Polizeischutz vor Moschee

ORTSTERMIN Muslime und Rechtsextremisten besuchen den Tatort

LONDON taz | Vor der Kaserne in Woolwich haben ein paar Leute Blumen hingelegt. Eine Gruppe steht an der Kreuzung daneben. „Die haben den Mann geköpft“, erzählt Lee, ein 39-jähriger Elektriker, „und dann hat der Mörder auf die Polizei gewartet.“ In Diskussion mit seinen Kumpels folgert Lee, dass der Mord eine Konsequenz der britischen Politik sei. „Wir Briten haben 100.000 Tote in Irak und Afghanistan zu verantworten. Entschuldige, aber hier starb nur ein Soldat. Was machen wir in diesen Ländern?“, fragt er.

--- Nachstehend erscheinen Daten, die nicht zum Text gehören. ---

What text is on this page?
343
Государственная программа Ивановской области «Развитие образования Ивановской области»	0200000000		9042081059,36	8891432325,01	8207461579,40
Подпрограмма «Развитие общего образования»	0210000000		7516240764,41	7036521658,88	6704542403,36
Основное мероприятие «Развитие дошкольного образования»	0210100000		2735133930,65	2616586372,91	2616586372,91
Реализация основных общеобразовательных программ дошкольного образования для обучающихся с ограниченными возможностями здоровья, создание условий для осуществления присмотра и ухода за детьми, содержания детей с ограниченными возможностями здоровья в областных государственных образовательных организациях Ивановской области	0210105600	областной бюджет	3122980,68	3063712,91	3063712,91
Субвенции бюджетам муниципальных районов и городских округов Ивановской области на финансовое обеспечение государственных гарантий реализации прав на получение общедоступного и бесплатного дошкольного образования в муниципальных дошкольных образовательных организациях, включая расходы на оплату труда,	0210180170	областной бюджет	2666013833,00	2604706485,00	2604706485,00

Die Gruppe muslimischer Jugendlicher auf der anderen Seite der Kaserne, vor der S-Bahn-Station Woolwich Arsenal, sieht das nicht so gelassen. Die Mörder waren Extremisten, sagt Abdul, ein Pharmaziestudent aus Somalia, und er hat Angst: Nun könnten er und seine Freunde auch Opfer werden, weil sie wie die Täter dunkelhäutig und Muslime sind. Auf einmal ertönt Geschrei vom anderen Ende des Platzes. „England, England“, oder eher „Ingerland“, wie es englische Fußballfans grölen. Dann folgen die Buchstaben „EDL! EDL!“ Das steht für „English Defence League“, eine ultrarechte Vereinigung. Eine Gruppe von knapp 100 zum Teil maskierten Leuten läuft auf eine Gruppe Polizisten zu, manche balancieren noch ihren Pint Beer in einer Hand, als ob sie geradewegs aus dem Pub kommen. Es wird gebrüllt, Flaschen fliegen durch die Luft, und eine Handvoll wird von der Polizei eingekesselt.

Einer der EDL-Demonstranten ist James, 17, ein Holzhandwerker. „Das war unakzeptabel, was heute hier passiert ist“, sagt er. Er ist extra aus der Grafschaft Essex angereist, eine knappe Stunde entfernt. Er regt sich über die Polizei auf: „Die beschweren sich über uns, obwohl wir hier nur friedlich protestieren wollen.“

Ganz friedlich war es aber wohl nicht gewesen. Zuvor mussten einige Muslime unter Polizeischutz die lokale Moschee verlassen, während streitsüchtige EDL-Anhänger vor dem Gebäude herumstolzierten. In Kent und Essex, Hochburgen der Rechten, sollen zwei Moscheen angegriffen worden sein.